The study also noted that UFE procedures can be performed in women who have had a prior myomectomy procedure or fertility treatment, such as IVF (in vitro fertilisation).
As with any medical procedure, UFE does carry some risk and strict guidelines. Women who opt to have a UFE procedure will need to factor in a waiting period of at least 6 months after having the treatment before trying to conceive. Fibroid shrinkage is not an instant process and will take time to heal after the gel foam injection.
If a woman does try and conceive during the ‘waiting period’, she still runs the risk of a miscarriage or further infertility complications. If a pregnancy is successful, even during the healing period, she runs the risk of a preterm contractions, preterm delivery of the baby or the placenta being implanted in the incorrect location in the body.

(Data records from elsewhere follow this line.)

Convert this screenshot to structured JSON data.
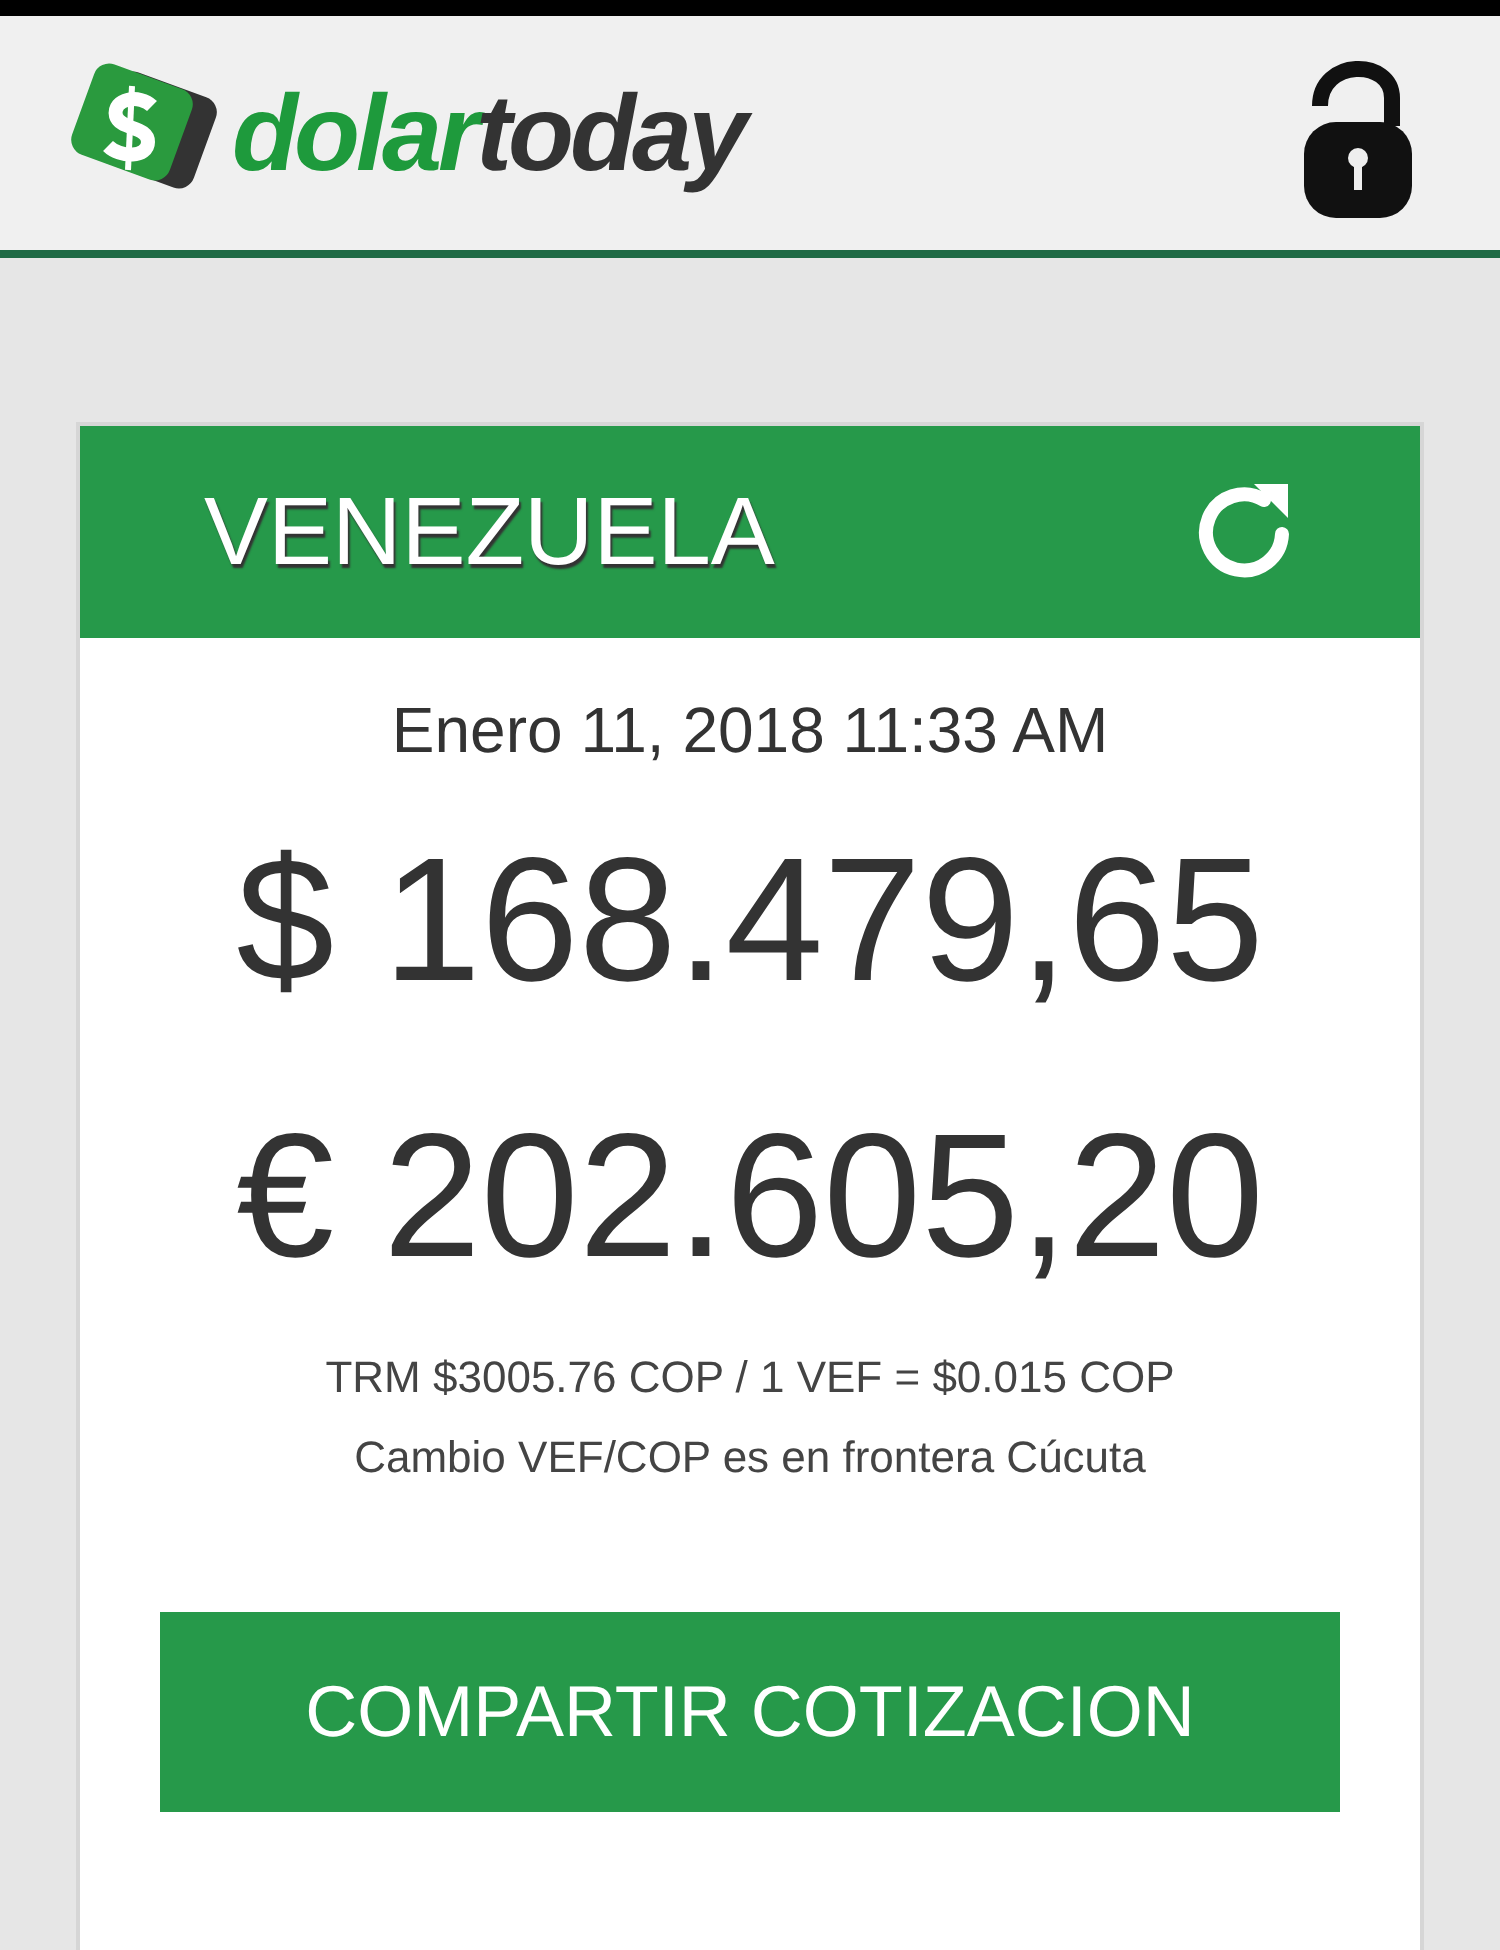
{
  "header": {
    "logo_green": "dolar",
    "logo_dark": "today"
  },
  "card": {
    "country": "VENEZUELA",
    "date": "Enero 11, 2018 11:33 AM",
    "prices": [
      {
        "symbol": "$",
        "amount": "168.479,65"
      },
      {
        "symbol": "€",
        "amount": "202.605,20"
      }
    ],
    "notes": [
      "TRM $3005.76 COP / 1 VEF = $0.015 COP",
      "Cambio VEF/COP es en frontera Cúcuta"
    ],
    "button": "COMPARTIR COTIZACION"
  }
}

The findings conclude that UFE as fibroid treatment is a possible fertility-restoring procedure for women with uterine fibroids and can result in a normal pregnancy with the very same complication rates as those able to conceive and carry naturally, despite falling into a high-risk category.
"Because of this study, I feel more reassured that women who have undergone UFE can use fertility medication or receive IVF [in vitro fertilisation] and have a good perinatal outcome," says Dr Tomer Singer, director of reproductive endocrinology and infertility at Lenox Hill Hospital in New York City.
Researchers involved in this study continue to work with participants even after the publishing of their most recent findings. UFE treatments are continuing and data is still being compiled. The team has also announced 12 additional pregnancies achieved since the time of writing the report. In addition, more live births have also been achieved, bringing the total of healthy babies delivered to 200 in the time between writing and publishing the report.
Researchers now aim to compare their overall results of partial and conventional UFE successes even further, as the study continues.